En ce moment Sophie a du mal à s’endormir, surtout pendant ces journées de rentrée où l’on croit avoir fini et où il reste toujours quelque chose.
Le soir, la maison finit par se taire, les cartables sont près de la porte, les trousses refaites, les emplois du temps collés sur le frigo, et pourtant rien en elle ne s’arrête. Elle a quarante-cinq ans, deux filles, un travail, un foyer dont elle tient le fil, les fournitures, la cantine, les rendez-vous, la lessive, le budget des courses, les mails à l’école, et si son compagnon aide vraiment, c’est elle qui porte la charge mentale, celle qu’on n’affiche nulle part et qui tourne quand même, lui exécute, elle anticipe.
La semaine de rentrée a tout accéléré, une autorisation à signer, un pull trop petit, l’application de l’école qui envoie une notification à vingt-et-une heures quarante-sept, chaque chose cochée en faisant apparaître deux autres, si bien qu’à l’heure où le corps demande à s’allonger, l’esprit recommence la journée par le détail.
Ce n’est pas seulement l’intendance. C’est aussi l’argent, le coût de la vie qu’elle sent avancer plus vite qu’eux, un train de vie qui se resserre sans qu’on ait vraiment décidé de le resserrer, des impôts qui montent, et ces calculs involontaires qui reviennent dès que le silence se fait, le plein, les courses, les activités, ce qu’il faudra refuser cette année, une peur qui n’a rien d’abstrait puisqu’elle a un prix.
Et puis il y a le dehors, une société qu’elle trouve plus rude, plus violente, et cette crainte précise, tenace, pour ses filles, leur trajet, leur téléphone, ce qu’elles voient, ce qui peut leur arriver, une crainte qu’on ne pose pas avec les clés dans le vide-poches.
Alors, une fois couchée, elle prend le téléphone, juste pour se divertir, juste pour couper le film, un Reel, un message, un fil, le pouce qui avance comme s’il allait trouver une issue. C’est une mauvaise idée. L’écran rallume ce qui devrait s’éteindre, la lumière, les images, les dix minutes qui deviennent quarante, et le lit n’est plus un lit, plutôt une salle d’attente trop claire où l’on attend un sommeil qui ne vient pas.

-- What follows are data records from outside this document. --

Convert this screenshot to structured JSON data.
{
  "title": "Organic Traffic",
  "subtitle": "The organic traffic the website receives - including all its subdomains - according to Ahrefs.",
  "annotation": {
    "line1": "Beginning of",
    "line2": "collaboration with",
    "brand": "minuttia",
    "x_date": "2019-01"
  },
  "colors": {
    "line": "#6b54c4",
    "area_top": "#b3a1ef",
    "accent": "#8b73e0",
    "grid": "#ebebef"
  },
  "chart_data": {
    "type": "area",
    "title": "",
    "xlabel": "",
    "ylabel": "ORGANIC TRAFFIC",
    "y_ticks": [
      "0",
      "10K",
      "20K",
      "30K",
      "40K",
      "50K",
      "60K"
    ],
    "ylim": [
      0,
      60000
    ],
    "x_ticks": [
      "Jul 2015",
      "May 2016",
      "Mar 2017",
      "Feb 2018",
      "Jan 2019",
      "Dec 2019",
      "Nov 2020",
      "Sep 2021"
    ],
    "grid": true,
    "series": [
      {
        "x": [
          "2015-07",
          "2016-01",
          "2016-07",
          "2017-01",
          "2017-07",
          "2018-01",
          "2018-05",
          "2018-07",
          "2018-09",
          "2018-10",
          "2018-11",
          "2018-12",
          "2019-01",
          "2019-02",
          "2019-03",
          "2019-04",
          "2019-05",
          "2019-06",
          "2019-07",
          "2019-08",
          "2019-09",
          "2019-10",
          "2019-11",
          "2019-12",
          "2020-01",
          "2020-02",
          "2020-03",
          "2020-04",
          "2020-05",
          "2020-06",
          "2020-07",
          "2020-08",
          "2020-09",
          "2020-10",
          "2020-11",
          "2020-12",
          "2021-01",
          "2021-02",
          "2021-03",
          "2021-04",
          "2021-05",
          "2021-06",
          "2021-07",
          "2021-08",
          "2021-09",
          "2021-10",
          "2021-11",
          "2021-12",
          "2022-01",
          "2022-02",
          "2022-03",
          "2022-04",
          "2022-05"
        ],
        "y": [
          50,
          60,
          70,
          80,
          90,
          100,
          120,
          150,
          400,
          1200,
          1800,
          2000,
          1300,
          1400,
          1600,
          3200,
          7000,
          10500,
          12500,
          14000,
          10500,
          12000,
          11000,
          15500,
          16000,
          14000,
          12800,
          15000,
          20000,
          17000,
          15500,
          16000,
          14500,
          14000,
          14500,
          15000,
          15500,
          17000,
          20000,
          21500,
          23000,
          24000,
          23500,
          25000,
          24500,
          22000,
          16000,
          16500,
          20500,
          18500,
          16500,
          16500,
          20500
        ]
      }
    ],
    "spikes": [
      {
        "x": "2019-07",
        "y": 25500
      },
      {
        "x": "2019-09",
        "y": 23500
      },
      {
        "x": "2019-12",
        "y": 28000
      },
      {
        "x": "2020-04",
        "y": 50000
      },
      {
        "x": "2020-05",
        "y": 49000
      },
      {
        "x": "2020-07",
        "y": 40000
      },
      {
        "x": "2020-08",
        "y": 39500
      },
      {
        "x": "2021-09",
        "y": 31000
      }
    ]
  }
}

Pire encore, les réseaux ne la distraient pas. Ils lui renvoient ce qu’elle fuyait, une actualité brutale, un fait divers, un débat qui monte, le visage d’une copine qui a l’air de tout gérer, rien qui invite à l’optimisme, rien qui fasse place. Quand elle pose enfin le téléphone, il est minuit passé, le cœur un peu plus vite, les images encore là, et cette phrase qui n’a pas besoin d’être dite à voix haute, je voulais me vider la tête, je l’ai remplie d’écrans et de mauvaises nouvelles.
Le lendemain elle est là, mais en retrait, un café de trop, une irritation trop vive, elle fonctionne et n’est pas reposée. Sophie ne prétend pas avoir trouvé la solution. Elle a surtout reconnu le piège, la charge de la maison, l’angoisse de l’argent, la peur pour ses filles, et ce réflexe du soir qui promet une pause et livre l’inverse, parce que se coucher ne suffit pas tant que l’écran reste ouvert, que les listes peuvent attendre le matin, que les réseaux aussi, et que le sommeil, lui, n’attend pas.